Il était temps de troquer les odes
aux rossignols contre un hymne à l’aéroplane. Avec la Grande Guerre, on quitta furieusement
le XIXe siècle, à tombeau ouvert, dans une automobile de Monsieur Renault.
Comme si c’était dimanche.
Et voilà !
Ce sont les deux visages de
Boulogne : d’un côté la ville ouvrière, celle que Sartre ne voulait pas
désespérer, de l’autre la ville artiste et résidentielle qui perdure.

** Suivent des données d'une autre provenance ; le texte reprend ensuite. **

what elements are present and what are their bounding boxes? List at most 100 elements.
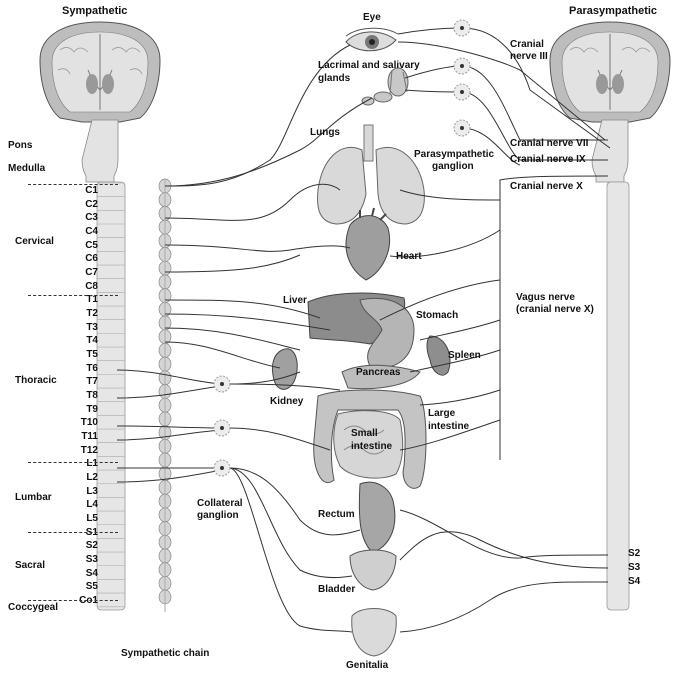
segment-c6: C6 xyxy=(68,253,98,264)
segment-t2: T2 xyxy=(68,308,98,319)
pancreas-label: Pancreas xyxy=(356,367,400,378)
cranial-nerve-iii-label-2: nerve III xyxy=(510,51,548,62)
segment-t4: T4 xyxy=(68,335,98,346)
kidney-organ xyxy=(272,349,297,390)
collateral-ganglion-label-1: Collateral xyxy=(197,498,243,509)
nerve-fiber xyxy=(420,390,500,405)
eye-organ xyxy=(346,28,398,51)
divider-thoracic xyxy=(28,295,118,296)
small-intestine-label-1: Small xyxy=(351,428,378,439)
lungs-organ xyxy=(318,125,425,224)
nerve-fiber xyxy=(420,320,500,340)
region-coccygeal: Coccygeal xyxy=(8,602,58,613)
right-spinal-cord xyxy=(592,120,629,610)
large-intestine-label-1: Large xyxy=(428,408,455,419)
divider-cervical xyxy=(28,184,118,185)
nerve-fiber xyxy=(230,468,352,578)
cranial-nerve-iii-label-1: Cranial xyxy=(510,39,544,50)
medulla-label: Medulla xyxy=(8,163,45,174)
nerve-fiber xyxy=(400,582,608,632)
ganglion-dot xyxy=(460,126,464,130)
segment-t3: T3 xyxy=(68,322,98,333)
ganglion-dot xyxy=(220,466,224,470)
segment-t10: T10 xyxy=(68,417,98,428)
segment-l4: L4 xyxy=(68,499,98,510)
segment-s3: S3 xyxy=(68,554,98,565)
segment-c5: C5 xyxy=(68,240,98,251)
cranial-nerve-ix-label: Cranial nerve IX xyxy=(510,154,586,165)
region-thoracic: Thoracic xyxy=(15,375,57,386)
cranial-nerve-x-label: Cranial nerve X xyxy=(510,181,583,192)
rectum-label: Rectum xyxy=(318,509,355,520)
segment-s4: S4 xyxy=(68,568,98,579)
ganglion-dot xyxy=(220,382,224,386)
divider-sacral xyxy=(28,532,118,533)
bladder-organ xyxy=(350,550,396,590)
nerve-fiber xyxy=(165,184,340,220)
eye-label: Eye xyxy=(363,12,381,23)
nerve-fiber xyxy=(165,342,280,368)
region-sacral: Sacral xyxy=(15,560,45,571)
parasympathetic-ganglion-label-2: ganglion xyxy=(432,161,474,172)
segment-c7: C7 xyxy=(68,267,98,278)
genitalia-label: Genitalia xyxy=(346,660,388,671)
segment-t1: T1 xyxy=(68,294,98,305)
nerve-fiber xyxy=(165,255,300,272)
sympathetic-chain-label: Sympathetic chain xyxy=(121,648,209,659)
segment-s5: S5 xyxy=(68,581,98,592)
segment-t8: T8 xyxy=(68,390,98,401)
right-brain xyxy=(550,22,670,122)
segment-t9: T9 xyxy=(68,404,98,415)
segment-l1: L1 xyxy=(68,458,98,469)
rectum-organ xyxy=(359,482,395,552)
lungs-label: Lungs xyxy=(310,127,340,138)
nerve-fiber xyxy=(405,90,462,92)
segment-t7: T7 xyxy=(68,376,98,387)
segment-c2: C2 xyxy=(68,199,98,210)
nerve-fiber xyxy=(400,532,608,568)
ganglion-dot xyxy=(220,426,224,430)
genitalia-organ xyxy=(352,609,397,657)
segment-t6: T6 xyxy=(68,363,98,374)
vagus-nerve-label-2: (cranial nerve X) xyxy=(516,304,594,315)
nerve-fiber xyxy=(165,314,330,330)
sacral-outflow-s2: S2 xyxy=(628,548,640,559)
ganglion-dot xyxy=(460,90,464,94)
small-intestine-label-2: intestine xyxy=(351,441,392,452)
nerve-fiber xyxy=(230,468,360,535)
heart-label: Heart xyxy=(396,251,422,262)
cranial-nerve-vii-label: Cranial nerve VII xyxy=(510,138,588,149)
segment-c3: C3 xyxy=(68,212,98,223)
segment-c1: C1 xyxy=(68,185,98,196)
sacral-outflow-s4: S4 xyxy=(628,576,640,587)
segment-l5: L5 xyxy=(68,513,98,524)
nerve-fiber xyxy=(230,468,352,632)
parasympathetic-ganglion-label-1: Parasympathetic xyxy=(414,149,494,160)
segment-t11: T11 xyxy=(68,431,98,442)
divider-coccygeal xyxy=(28,600,118,601)
left-brain xyxy=(40,22,160,122)
ganglion-dot xyxy=(460,64,464,68)
region-lumbar: Lumbar xyxy=(15,492,52,503)
nerve-fiber xyxy=(398,28,462,34)
nerve-fiber xyxy=(165,328,300,350)
segment-s2: S2 xyxy=(68,540,98,551)
sympathetic-title: Sympathetic xyxy=(62,6,127,17)
collateral-ganglion-label-2: ganglion xyxy=(197,510,239,521)
divider-lumbar xyxy=(28,462,118,463)
ganglion-dot xyxy=(460,26,464,30)
segment-t12: T12 xyxy=(68,445,98,456)
kidney-label: Kidney xyxy=(270,396,303,407)
segment-c4: C4 xyxy=(68,226,98,237)
nerve-fiber xyxy=(165,245,350,251)
lacrimal-label-2: glands xyxy=(318,73,388,84)
vagus-nerve-label-1: Vagus nerve xyxy=(516,292,575,303)
nerve-fiber xyxy=(500,176,608,460)
spleen-label: Spleen xyxy=(448,350,481,361)
large-intestine-label-2: intestine xyxy=(428,421,469,432)
stomach-label: Stomach xyxy=(416,310,458,321)
segment-c8: C8 xyxy=(68,281,98,292)
parasympathetic-title: Parasympathetic xyxy=(569,6,657,17)
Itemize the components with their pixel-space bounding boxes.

A Venise, les pigeons marchent, et
les lions volent. A Boulogne, dans l’Espace Albert Kahn, les jardins sont une
planète, les livres sont des arbres, comme si l’on pouvait consulter les archives
de la Nature.
Enfin, je n’oublie pas que c’est dans les studios de cinéma de Boulogne-Billancourt que furent créés deux de mes films préférés : le « Napoléon » d’Abel Gance et « La Grande Illusion » de Jean Renoir.
Comme si c'était dimanche.
Diffusion : librairies boulonnaises : Périples 2, Fnac, Des souris et des livres, Folie de lire et librairies parisiennes.